5 Ways To Make Packing School Lunches Less Stressful

Getting ready to send daily lunches doesn't need to be as daunting as it sounds

Kids and packed lunch don't always go hand in hand; even when they set off with it clutched in their mitts as you wave them goodbye. And if you're sending your Kindergartener off for the first time this September it can be even more overwhelming to plan for. So, to spare you the minefield of knowing what to give them, Leslie Kennedy gives you some tips for making the transition from home lunches to packed lunches easier for your little one. 

1. K.I.S.S - keeping it simple

You can make the fancy bentos. I’m not poopooing the idea of kabobs and mini muffins and neatly sectioned foods and snacks. But the reality is, those can be a lot of work and it really might not be necessary. You probably didn’t have fancy fun looking lunches as a kid. Chances are you had a brown bag with a mushed sandwich, a granola bar, and an apple pretty much daily. You likely finished that lunch just the same. School lunches should not require that much thought and effort.

 2. The Balanced Day 

Back in our day, we had two 15 minute recesses and a lunch. And many schools still do. But there is a movement towards a "balanced day," whereby children get 2 nutrition breaks rather than recesses and lunch. My daughter’s school has a balanced day and that just added to my stress about how to put together her lunches. Two food breaks? How do I organize that?!?

I wavered between the "balanced day lunch bag" with two pockets, one marked with a "1" and the other with a "2" to indicate to my child what food to eat when, and a traditional bag. I opted instead for a sharpie. I used that marker to write 1s and 2s on what food was meant for which nutrition break. I painstakingly selected what combination and what specific foods I felt should be eaten at the first break and what to eat at the second.

It took about 3 days to find out my daughter was eating whatever she wanted whenever she wanted. And so did the kids in her class. Even the ones with the "balanced day" lunch bag. She’d often have her lunch at her first break and her snack at lunch time. I had no control over it anyway. So I stopped trying. Save yourself the trouble. Just put it all in there. 

3. The container isn’t as important as what’s inside of it.

Long gone are the days of the brown bag. There are a million and one types, designs and configuration of lunch bags these days. And as more and more schools are moving to litterless lunches (which means no wrappers, baggies or containers going into the trash at school) the variety of options for containers in which to send food are getting fancier, with more parts to fulfill the need for non-disposable items.

I stressed over the balanced day versus regular bag. The metal bento versus the insulated bag. The rectangle versus the kind that has a sandwich compartment separated.

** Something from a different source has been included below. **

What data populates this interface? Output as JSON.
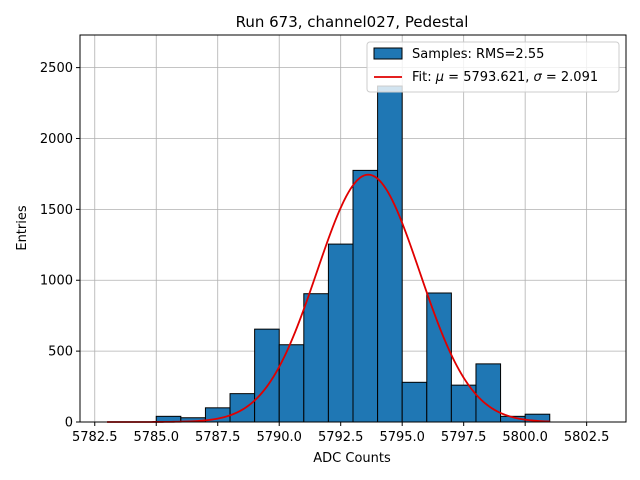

Ultimately I realized it didn’t really matter what I chose. As long as it transported the food, it was doing its job.

4. Variety is not always the spice of life

Figure out what your kid likes and just stick with it. You don’t NEED to ensure a variety to keep them interested. I had a PB&J with an apple every day for probably 15 years. The old adage "variety is the spice of life" doesn’t hold true for 4 and 5-year-olds, at least not all 4 and 5-year-olds. If you want to come up with a bunch of creative and fun lunches, or if your kid is the kind of child that needs it to keep them interested, there is absolutely nothing wrong with it. But if you’re like me and not a huge fan of coming up with something new and exciting every day, and if you have a kid like mine where some configuration of a cheese sandwich is enough to keep them interested, there is nothing wrong with discovering a short list of foods your child eats and rotating it. It doesn’t have to be a lot of work coming up with ideas for lunches.

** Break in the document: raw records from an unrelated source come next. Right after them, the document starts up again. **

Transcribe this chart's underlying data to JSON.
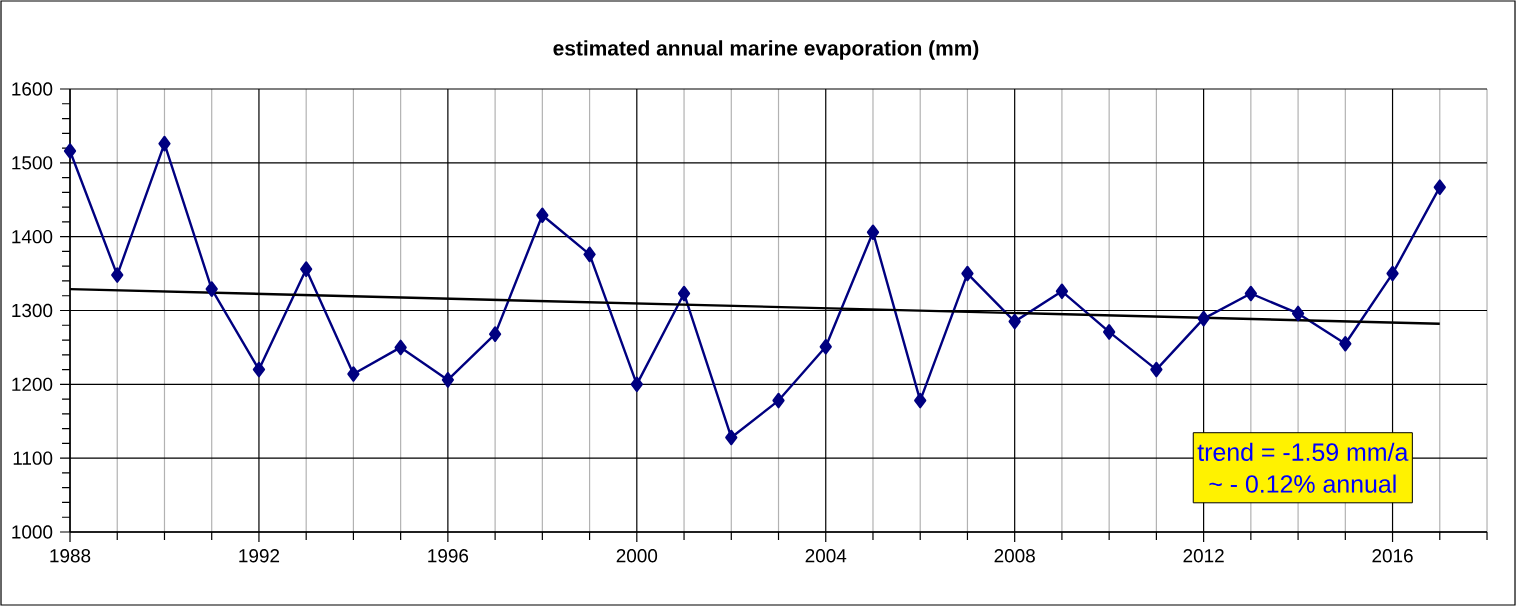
{
  "chart_data": {
    "type": "line",
    "title": "estimated annual marine evaporation (mm)",
    "x": [
      1988,
      1989,
      1990,
      1991,
      1992,
      1993,
      1994,
      1995,
      1996,
      1997,
      1998,
      1999,
      2000,
      2001,
      2002,
      2003,
      2004,
      2005,
      2006,
      2007,
      2008,
      2009,
      2010,
      2011,
      2012,
      2013,
      2014,
      2015,
      2016,
      2017
    ],
    "series": [
      {
        "color": "#000080",
        "marker": "diamond",
        "values": [
          1516,
          1348,
          1526,
          1329,
          1220,
          1356,
          1214,
          1250,
          1206,
          1268,
          1429,
          1376,
          1200,
          1323,
          1128,
          1178,
          1251,
          1406,
          1178,
          1350,
          1285,
          1326,
          1271,
          1220,
          1289,
          1323,
          1296,
          1255,
          1350,
          1467
        ]
      },
      {
        "type": "line",
        "color": "#000000",
        "marker": "none",
        "x": [
          1988,
          2017
        ],
        "values": [
          1329,
          1282
        ]
      }
    ],
    "xlim": [
      1988,
      2018
    ],
    "xticks": [
      1988,
      {
        "value": 1989,
        "label": null
      },
      {
        "value": 1990,
        "label": null
      },
      {
        "value": 1991,
        "label": null
      },
      1992,
      {
        "value": 1993,
        "label": null
      },
      {
        "value": 1994,
        "label": null
      },
      {
        "value": 1995,
        "label": null
      },
      1996,
      {
        "value": 1997,
        "label": null
      },
      {
        "value": 1998,
        "label": null
      },
      {
        "value": 1999,
        "label": null
      },
      2000,
      {
        "value": 2001,
        "label": null
      },
      {
        "value": 2002,
        "label": null
      },
      {
        "value": 2003,
        "label": null
      },
      2004,
      {
        "value": 2005,
        "label": null
      },
      {
        "value": 2006,
        "label": null
      },
      {
        "value": 2007,
        "label": null
      },
      2008,
      {
        "value": 2009,
        "label": null
      },
      {
        "value": 2010,
        "label": null
      },
      {
        "value": 2011,
        "label": null
      },
      2012,
      {
        "value": 2013,
        "label": null
      },
      {
        "value": 2014,
        "label": null
      },
      {
        "value": 2015,
        "label": null
      },
      2016,
      {
        "value": 2017,
        "label": null
      },
      {
        "value": 2018,
        "label": null
      }
    ],
    "ylim": [
      1000,
      1600
    ],
    "yticks": [
      1000,
      {
        "value": 1020,
        "label": null
      },
      {
        "value": 1040,
        "label": null
      },
      {
        "value": 1060,
        "label": null
      },
      {
        "value": 1080,
        "label": null
      },
      1100,
      {
        "value": 1120,
        "label": null
      },
      {
        "value": 1140,
        "label": null
      },
      {
        "value": 1160,
        "label": null
      },
      {
        "value": 1180,
        "label": null
      },
      1200,
      {
        "value": 1220,
        "label": null
      },
      {
        "value": 1240,
        "label": null
      },
      {
        "value": 1260,
        "label": null
      },
      {
        "value": 1280,
        "label": null
      },
      1300,
      {
        "value": 1320,
        "label": null
      },
      {
        "value": 1340,
        "label": null
      },
      {
        "value": 1360,
        "label": null
      },
      {
        "value": 1380,
        "label": null
      },
      1400,
      {
        "value": 1420,
        "label": null
      },
      {
        "value": 1440,
        "label": null
      },
      {
        "value": 1460,
        "label": null
      },
      {
        "value": 1480,
        "label": null
      },
      1500,
      {
        "value": 1520,
        "label": null
      },
      {
        "value": 1540,
        "label": null
      },
      {
        "value": 1560,
        "label": null
      },
      {
        "value": 1580,
        "label": null
      },
      1600
    ],
    "grid": true,
    "annotations": [
      "trend = -1.59 mm/a",
      "~ - 0.12% annual"
    ]
  }
}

5. Now is not the time to experiment if you have a picky eater

If your kid is picky, school lunches are not the time to try to get them to broaden their horizons. At least not in the early days of school. When my daughter started school I figured Kindie would be like daycare, where the limited food options would mean she’d magically eat whatever was there. It worked in daycare! Not so much in kindergarten. I suppose the group of peers eating all the same foods in daycare meant she’d eat foods she’d refuse at home. In school, everyone has something different and, as it turns out, my kid is a picky creature of habit. If she didn’t like it before, she won’t like it now. Don’t get me wrong, if your kid is an adventurous eater, go nuts with fun new food ideas. But for the picky kids, save yourself the time and energy. That said, as you all settle into the year and into your new routines, there's no harm in throwing something new and unusual into the mix to see what happens. Maybe your child will surprise you.